Thursday, February 27, 2003
B17 Upson Hall
A Parallel Vector Memory Subsystem for the Impulse Adaptable Memory Controller
Microprocessor speed is increasing much faster than memory system speed, and thus achieving good application performance often translates into achieving good cache performance. Unfortunately, many important commercial and scientific workloads lack the locality of reference that makes caching effective. Studies have shown that memory bus and DRAM latencies cause an 8X slowdown from peak performance to actual performance on commercial database workloads, that the efficiency of current caching techniques is generally less than 20\% of an optimal cache's, and that cache sizes are up to 2000 times larger than an optimal cache would be. The evidence is clear: no matter how hard we push it, traditional caching cannot bridge the growing processor-memory performance gap.
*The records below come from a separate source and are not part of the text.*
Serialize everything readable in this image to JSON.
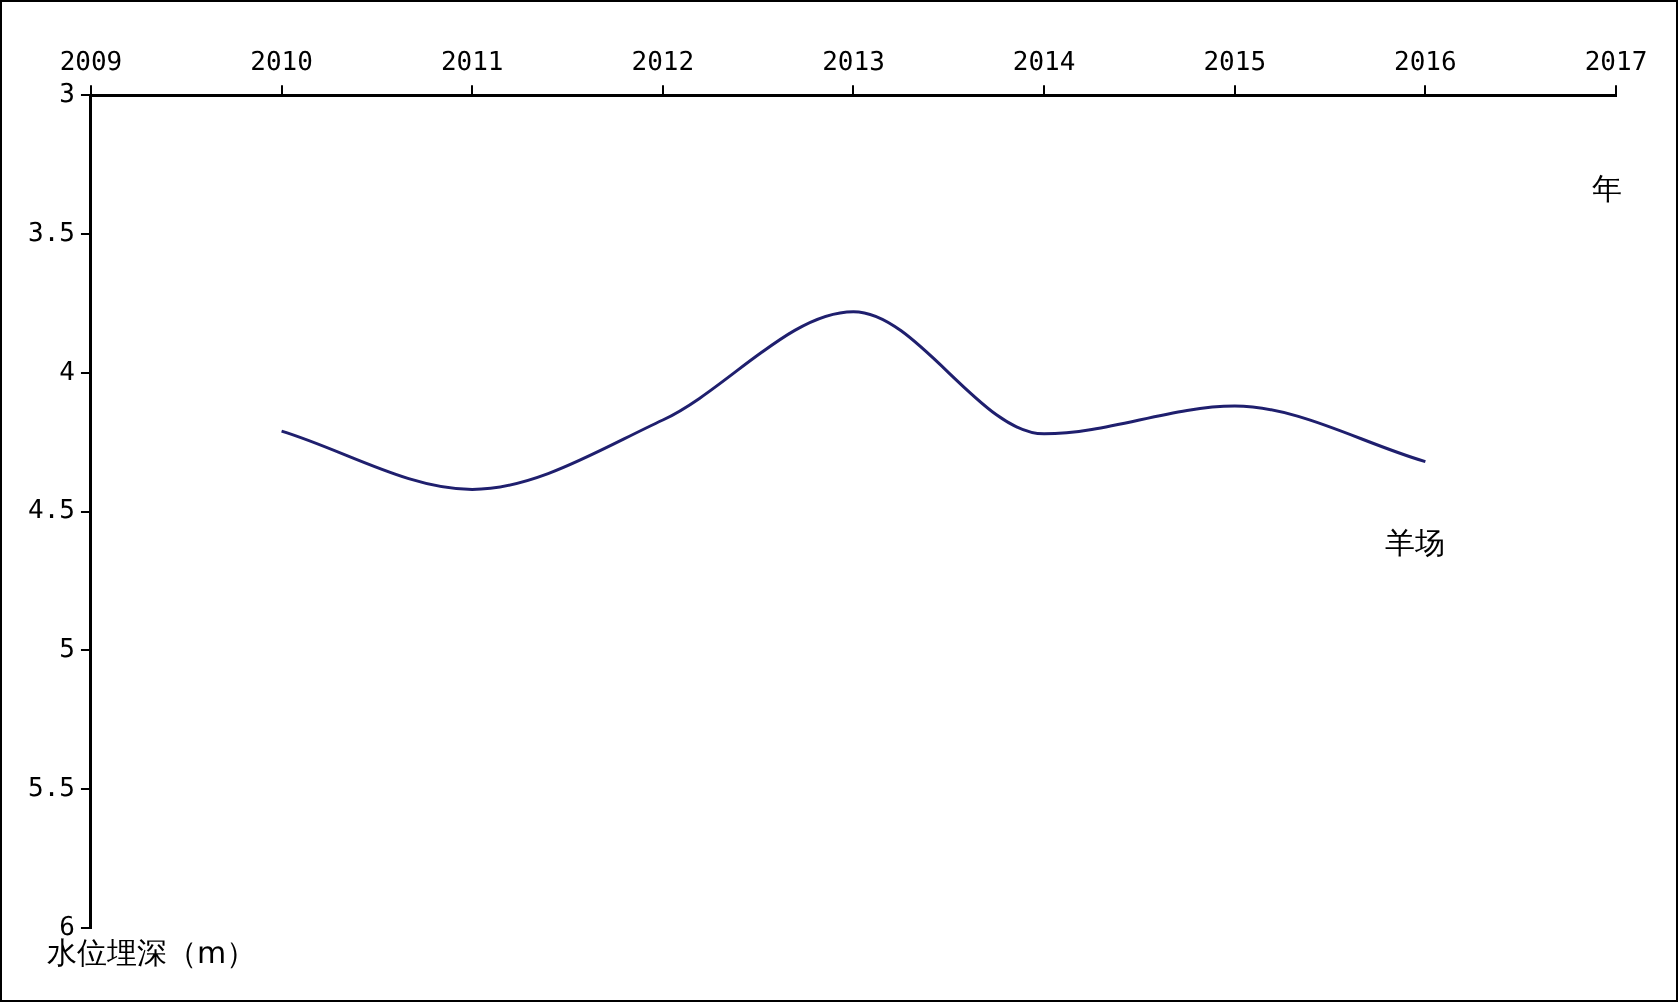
{
  "chart_data": {
    "type": "line",
    "xlabel": "年",
    "ylabel": "水位埋深（m）",
    "x": [
      2010,
      2011,
      2012,
      2013,
      2014,
      2015,
      2016
    ],
    "series": [
      {
        "name": "羊场",
        "color": "#1f1f6e",
        "values": [
          4.21,
          4.42,
          4.17,
          3.78,
          4.22,
          4.12,
          4.32
        ]
      }
    ],
    "xlim": [
      2009,
      2017
    ],
    "xticks": [
      2009,
      2010,
      2011,
      2012,
      2013,
      2014,
      2015,
      2016,
      2017
    ],
    "ylim": [
      6,
      3
    ],
    "yticks": [
      3,
      3.5,
      4,
      4.5,
      5,
      5.5,
      6
    ],
    "grid": false,
    "legend": false,
    "marker": "none",
    "line_style": "solid"
  }
}
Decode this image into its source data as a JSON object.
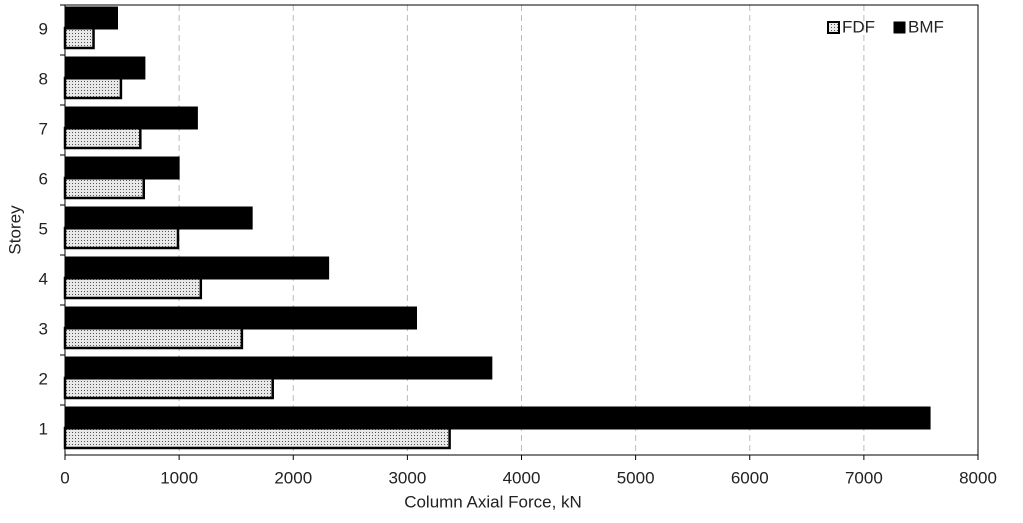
{
  "chart_data": {
    "type": "hbar",
    "xlabel": "Column Axial Force, kN",
    "ylabel": "Storey",
    "categories": [
      "1",
      "2",
      "3",
      "4",
      "5",
      "6",
      "7",
      "8",
      "9"
    ],
    "series": [
      {
        "name": "FDF",
        "color": "#c4c4c4",
        "values": [
          3370,
          1820,
          1550,
          1190,
          990,
          690,
          660,
          490,
          250
        ]
      },
      {
        "name": "BMF",
        "color": "#000000",
        "values": [
          7580,
          3740,
          3080,
          2310,
          1640,
          1000,
          1160,
          700,
          460
        ]
      }
    ],
    "xlim": [
      0,
      8000
    ],
    "xticks": [
      0,
      1000,
      2000,
      3000,
      4000,
      5000,
      6000,
      7000,
      8000
    ],
    "grid": true,
    "legend": "top-right"
  }
}
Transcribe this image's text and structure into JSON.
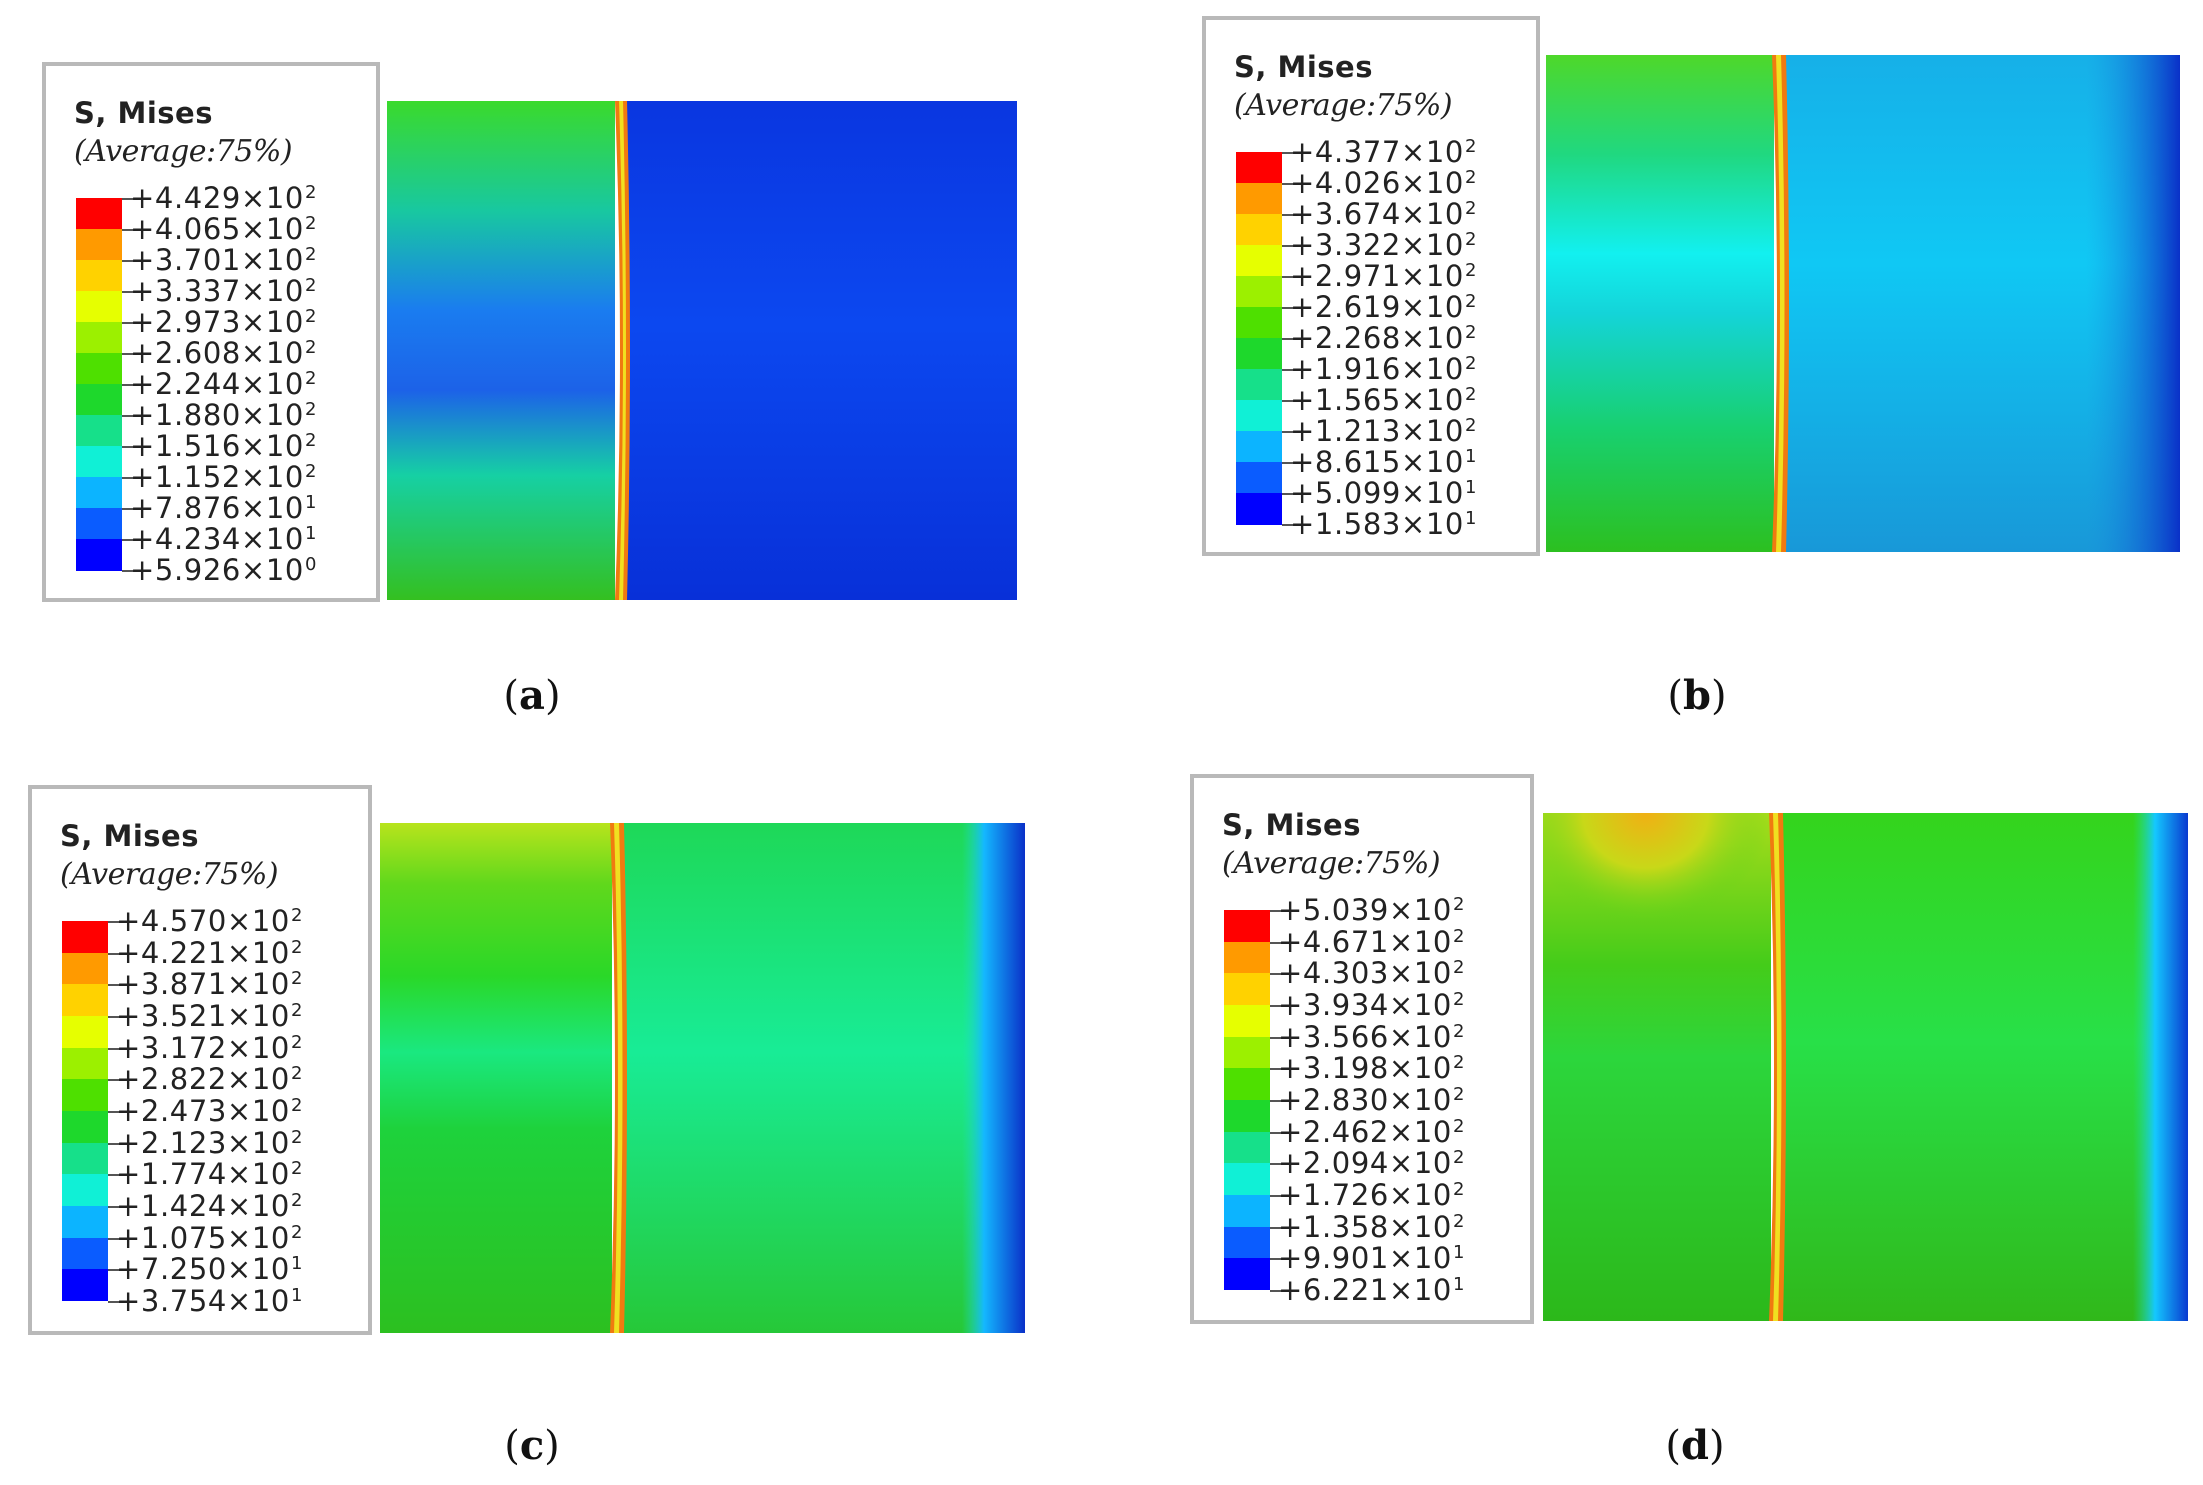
{
  "panels": [
    {
      "caption": "a",
      "legend_title": "S, Mises",
      "legend_subtitle": "(Average:75%)",
      "ticks": [
        {
          "mantissa": "+4.429",
          "exp": "2"
        },
        {
          "mantissa": "+4.065",
          "exp": "2"
        },
        {
          "mantissa": "+3.701",
          "exp": "2"
        },
        {
          "mantissa": "+3.337",
          "exp": "2"
        },
        {
          "mantissa": "+2.973",
          "exp": "2"
        },
        {
          "mantissa": "+2.608",
          "exp": "2"
        },
        {
          "mantissa": "+2.244",
          "exp": "2"
        },
        {
          "mantissa": "+1.880",
          "exp": "2"
        },
        {
          "mantissa": "+1.516",
          "exp": "2"
        },
        {
          "mantissa": "+1.152",
          "exp": "2"
        },
        {
          "mantissa": "+7.876",
          "exp": "1"
        },
        {
          "mantissa": "+4.234",
          "exp": "1"
        },
        {
          "mantissa": "+5.926",
          "exp": "0"
        }
      ]
    },
    {
      "caption": "b",
      "legend_title": "S, Mises",
      "legend_subtitle": "(Average:75%)",
      "ticks": [
        {
          "mantissa": "+4.377",
          "exp": "2"
        },
        {
          "mantissa": "+4.026",
          "exp": "2"
        },
        {
          "mantissa": "+3.674",
          "exp": "2"
        },
        {
          "mantissa": "+3.322",
          "exp": "2"
        },
        {
          "mantissa": "+2.971",
          "exp": "2"
        },
        {
          "mantissa": "+2.619",
          "exp": "2"
        },
        {
          "mantissa": "+2.268",
          "exp": "2"
        },
        {
          "mantissa": "+1.916",
          "exp": "2"
        },
        {
          "mantissa": "+1.565",
          "exp": "2"
        },
        {
          "mantissa": "+1.213",
          "exp": "2"
        },
        {
          "mantissa": "+8.615",
          "exp": "1"
        },
        {
          "mantissa": "+5.099",
          "exp": "1"
        },
        {
          "mantissa": "+1.583",
          "exp": "1"
        }
      ]
    },
    {
      "caption": "c",
      "legend_title": "S, Mises",
      "legend_subtitle": "(Average:75%)",
      "ticks": [
        {
          "mantissa": "+4.570",
          "exp": "2"
        },
        {
          "mantissa": "+4.221",
          "exp": "2"
        },
        {
          "mantissa": "+3.871",
          "exp": "2"
        },
        {
          "mantissa": "+3.521",
          "exp": "2"
        },
        {
          "mantissa": "+3.172",
          "exp": "2"
        },
        {
          "mantissa": "+2.822",
          "exp": "2"
        },
        {
          "mantissa": "+2.473",
          "exp": "2"
        },
        {
          "mantissa": "+2.123",
          "exp": "2"
        },
        {
          "mantissa": "+1.774",
          "exp": "2"
        },
        {
          "mantissa": "+1.424",
          "exp": "2"
        },
        {
          "mantissa": "+1.075",
          "exp": "2"
        },
        {
          "mantissa": "+7.250",
          "exp": "1"
        },
        {
          "mantissa": "+3.754",
          "exp": "1"
        }
      ]
    },
    {
      "caption": "d",
      "legend_title": "S, Mises",
      "legend_subtitle": "(Average:75%)",
      "ticks": [
        {
          "mantissa": "+5.039",
          "exp": "2"
        },
        {
          "mantissa": "+4.671",
          "exp": "2"
        },
        {
          "mantissa": "+4.303",
          "exp": "2"
        },
        {
          "mantissa": "+3.934",
          "exp": "2"
        },
        {
          "mantissa": "+3.566",
          "exp": "2"
        },
        {
          "mantissa": "+3.198",
          "exp": "2"
        },
        {
          "mantissa": "+2.830",
          "exp": "2"
        },
        {
          "mantissa": "+2.462",
          "exp": "2"
        },
        {
          "mantissa": "+2.094",
          "exp": "2"
        },
        {
          "mantissa": "+1.726",
          "exp": "2"
        },
        {
          "mantissa": "+1.358",
          "exp": "2"
        },
        {
          "mantissa": "+9.901",
          "exp": "1"
        },
        {
          "mantissa": "+6.221",
          "exp": "1"
        }
      ]
    }
  ],
  "colormap": [
    "#ff0000",
    "#ff5a00",
    "#ff9a00",
    "#ffd200",
    "#e6ff00",
    "#9cf000",
    "#4ee000",
    "#1ed82c",
    "#16e08a",
    "#10f0d6",
    "#0cb4ff",
    "#0a5cff",
    "#0000ff"
  ]
}
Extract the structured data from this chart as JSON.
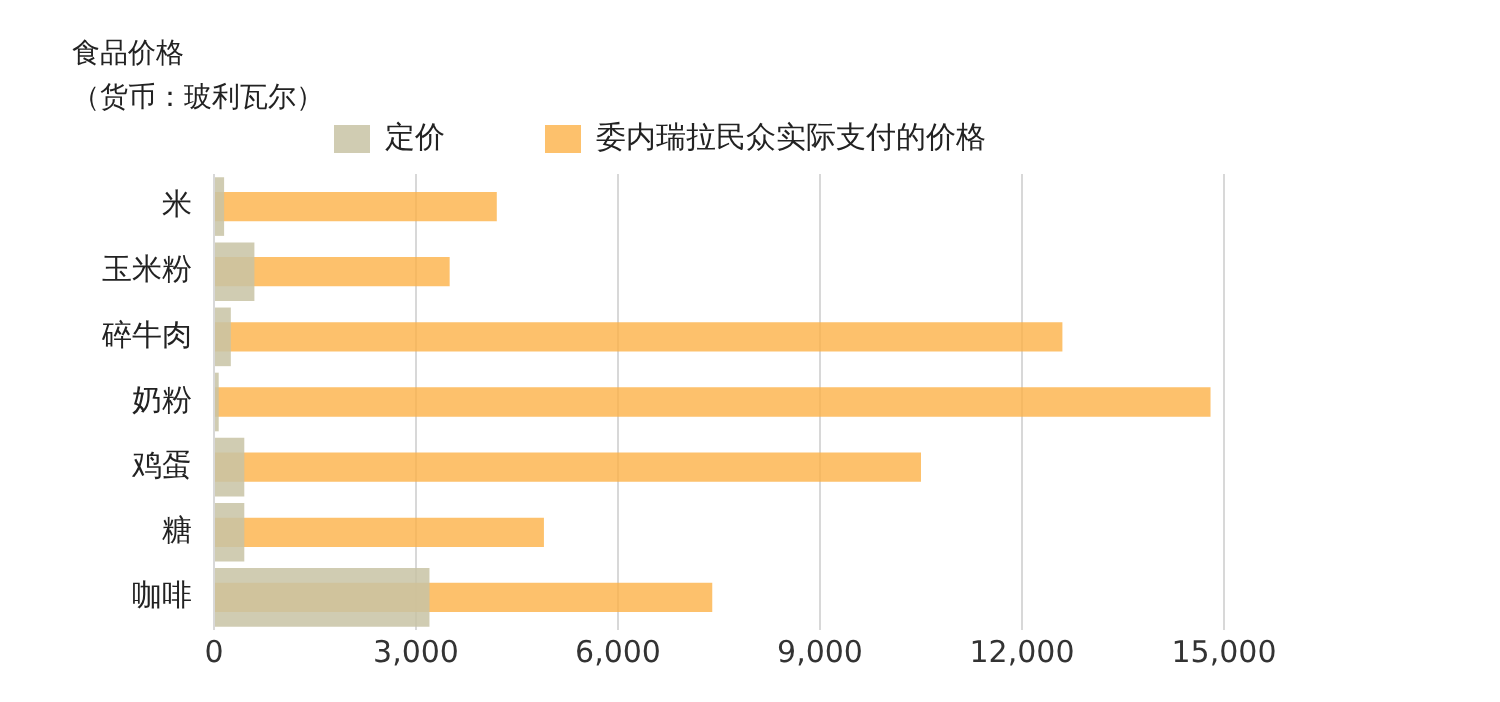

This talk presents research that attacks the memory problem at a different level -- the memory controller. We describe the Impulse Adaptable Memory System built at the University of Utah. This general-purpose, uniprocessor system improves performance within the cache hierarchy and the memory back end for both regular and irregular computations. It does this in three ways: by optimizing the use of DRAM resources in the memory controller backend, by prefetching data within the memory controller and delivering it to the processor only when requested, and by remapping previously unused physical addresses within the memory controller. Extending the virtual memory hierarchy in this way allows optimizations that improve the efficiency of the system bus and the performance of the CPU's cache hierarchy and translation lookaside buffer (TLB). Impulse represents a combined hardware/software solution in that the compiler, OS, or application writer supplies the access pattern information that the memory controller exploits.
We provide an overview of Impulse functionality, and then present details of the Parallel Vector Access (PVA) mechanism that optimizes the use of DRAM resources by gathering data in parallel within the memory controller. The PVA performs cache-line fills as efficiently as a normal, serial controller, and performs strided vector accesses from three to 33 times faster. The scalable design is two-five times faster than other gathering mechanisms with similar goals, at the cost of only a slight increase in hardware complexity.